In this report about a schoolboy being punished for allegedly making the Nazi salute to his teacher, there are two aspects of the school's response that strike me as being questionable - though I don't pretend to know the full facts of the case.
First, making a Nazi salute, though obviously aimed against the teacher's authority, is not in all contexts racist. Done knowingly in the presence of Jews and as a provocation of or act of contempt towards them, it would be anti-Semitic and therefore racist. But in other contexts, it might rather suggest that the person towards whom it is directed is behaving in dictatorial fashion; and there is nothing racist about that suggestion, though in most cases it would be an overstatement and so quite possibly offend.
Second, the head teacher of the school is reported to have said: 'A racist incident is defined by perception of other people rather than the intention of the person who committed it and this is the point we tried to make.' I think this is also no good.

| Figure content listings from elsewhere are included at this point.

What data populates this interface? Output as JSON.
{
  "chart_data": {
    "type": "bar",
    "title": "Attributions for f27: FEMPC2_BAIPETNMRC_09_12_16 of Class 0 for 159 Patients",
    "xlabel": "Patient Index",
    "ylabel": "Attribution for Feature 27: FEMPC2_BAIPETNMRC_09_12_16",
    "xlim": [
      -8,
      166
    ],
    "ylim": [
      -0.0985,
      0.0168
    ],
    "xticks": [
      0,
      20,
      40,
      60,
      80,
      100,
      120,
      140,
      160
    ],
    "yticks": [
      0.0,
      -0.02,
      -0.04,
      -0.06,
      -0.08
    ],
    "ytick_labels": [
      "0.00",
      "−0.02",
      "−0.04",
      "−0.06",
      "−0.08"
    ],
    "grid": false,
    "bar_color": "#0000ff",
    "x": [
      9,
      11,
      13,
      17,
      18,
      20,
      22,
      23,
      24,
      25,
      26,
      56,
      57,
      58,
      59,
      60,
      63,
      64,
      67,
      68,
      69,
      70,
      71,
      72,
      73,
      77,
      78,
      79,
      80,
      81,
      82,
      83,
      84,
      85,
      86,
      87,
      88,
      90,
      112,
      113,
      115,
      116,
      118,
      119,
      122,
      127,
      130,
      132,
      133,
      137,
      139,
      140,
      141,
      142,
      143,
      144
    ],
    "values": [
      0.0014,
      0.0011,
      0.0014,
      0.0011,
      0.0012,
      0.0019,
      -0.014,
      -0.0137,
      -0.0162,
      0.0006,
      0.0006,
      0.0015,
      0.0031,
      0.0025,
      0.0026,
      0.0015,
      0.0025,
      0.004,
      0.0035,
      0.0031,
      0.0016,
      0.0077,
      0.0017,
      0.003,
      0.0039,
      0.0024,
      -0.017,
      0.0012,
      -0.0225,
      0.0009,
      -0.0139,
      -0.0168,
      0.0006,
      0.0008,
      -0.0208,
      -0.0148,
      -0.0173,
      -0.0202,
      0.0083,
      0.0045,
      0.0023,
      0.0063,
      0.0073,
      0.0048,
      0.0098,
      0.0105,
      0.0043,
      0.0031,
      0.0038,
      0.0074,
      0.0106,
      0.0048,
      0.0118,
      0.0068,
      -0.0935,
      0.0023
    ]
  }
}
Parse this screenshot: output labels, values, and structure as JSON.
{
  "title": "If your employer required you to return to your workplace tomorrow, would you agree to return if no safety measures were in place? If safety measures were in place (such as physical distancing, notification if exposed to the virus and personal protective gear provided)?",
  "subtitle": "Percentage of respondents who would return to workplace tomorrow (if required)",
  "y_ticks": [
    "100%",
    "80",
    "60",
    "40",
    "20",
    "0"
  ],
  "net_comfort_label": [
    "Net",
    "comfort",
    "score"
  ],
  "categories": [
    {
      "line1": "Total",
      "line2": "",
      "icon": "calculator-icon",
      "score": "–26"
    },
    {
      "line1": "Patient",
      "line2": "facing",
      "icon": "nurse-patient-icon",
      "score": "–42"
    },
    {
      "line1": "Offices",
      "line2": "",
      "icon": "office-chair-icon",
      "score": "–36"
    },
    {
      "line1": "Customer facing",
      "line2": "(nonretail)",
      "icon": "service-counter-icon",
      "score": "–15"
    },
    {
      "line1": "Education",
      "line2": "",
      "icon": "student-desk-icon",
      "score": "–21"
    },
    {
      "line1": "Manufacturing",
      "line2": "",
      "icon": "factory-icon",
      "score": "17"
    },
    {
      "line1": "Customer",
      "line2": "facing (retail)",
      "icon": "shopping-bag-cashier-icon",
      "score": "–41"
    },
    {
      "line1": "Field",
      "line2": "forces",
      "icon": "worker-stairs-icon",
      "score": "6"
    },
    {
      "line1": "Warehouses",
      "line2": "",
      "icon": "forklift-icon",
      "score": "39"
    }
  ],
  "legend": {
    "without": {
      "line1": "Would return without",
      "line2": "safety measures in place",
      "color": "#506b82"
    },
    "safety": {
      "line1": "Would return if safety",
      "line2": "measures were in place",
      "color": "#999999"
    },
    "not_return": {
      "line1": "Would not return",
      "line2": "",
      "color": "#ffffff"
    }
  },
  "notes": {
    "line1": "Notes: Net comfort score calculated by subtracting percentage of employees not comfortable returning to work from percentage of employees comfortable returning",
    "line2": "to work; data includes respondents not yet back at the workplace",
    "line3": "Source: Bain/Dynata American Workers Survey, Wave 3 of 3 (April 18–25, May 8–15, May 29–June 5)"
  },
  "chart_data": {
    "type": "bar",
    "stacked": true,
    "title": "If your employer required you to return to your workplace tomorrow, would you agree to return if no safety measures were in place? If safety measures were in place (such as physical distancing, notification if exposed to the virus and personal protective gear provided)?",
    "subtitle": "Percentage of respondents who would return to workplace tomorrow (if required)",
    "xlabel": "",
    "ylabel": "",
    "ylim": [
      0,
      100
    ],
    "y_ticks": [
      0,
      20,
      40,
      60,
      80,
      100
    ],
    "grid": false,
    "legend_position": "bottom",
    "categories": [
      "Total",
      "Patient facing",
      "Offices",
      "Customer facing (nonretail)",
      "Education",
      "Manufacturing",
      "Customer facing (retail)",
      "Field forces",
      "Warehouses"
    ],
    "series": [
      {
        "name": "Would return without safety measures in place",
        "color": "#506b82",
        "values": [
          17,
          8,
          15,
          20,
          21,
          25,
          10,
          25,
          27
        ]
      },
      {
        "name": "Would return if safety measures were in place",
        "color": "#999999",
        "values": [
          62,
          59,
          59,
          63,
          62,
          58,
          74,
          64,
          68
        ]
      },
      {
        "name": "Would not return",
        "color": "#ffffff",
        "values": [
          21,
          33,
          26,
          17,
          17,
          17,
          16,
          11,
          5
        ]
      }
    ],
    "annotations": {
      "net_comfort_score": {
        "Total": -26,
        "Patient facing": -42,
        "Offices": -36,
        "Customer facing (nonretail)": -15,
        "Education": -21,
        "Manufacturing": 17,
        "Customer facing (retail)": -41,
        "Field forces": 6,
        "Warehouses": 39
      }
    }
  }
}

Racist incidents are, indeed, not just a matter of what is intended, as I have argued many times on this blog. But neither is the 'perception of other people' an adequate criterion. If it were, anyone could claim any word or gesture to be racist and that would settle the issue of whether it was. You could not have a flimsy or unfounded accusation of racism. There has to be some basis in the history and symbolism of the particular racism being alleged - whether anti-black, anti-Jewish, anti-Romani, anti-Chinese, or whatever - linking the incident or utterance in question with that 'tradition' of racial prejudice and persecution.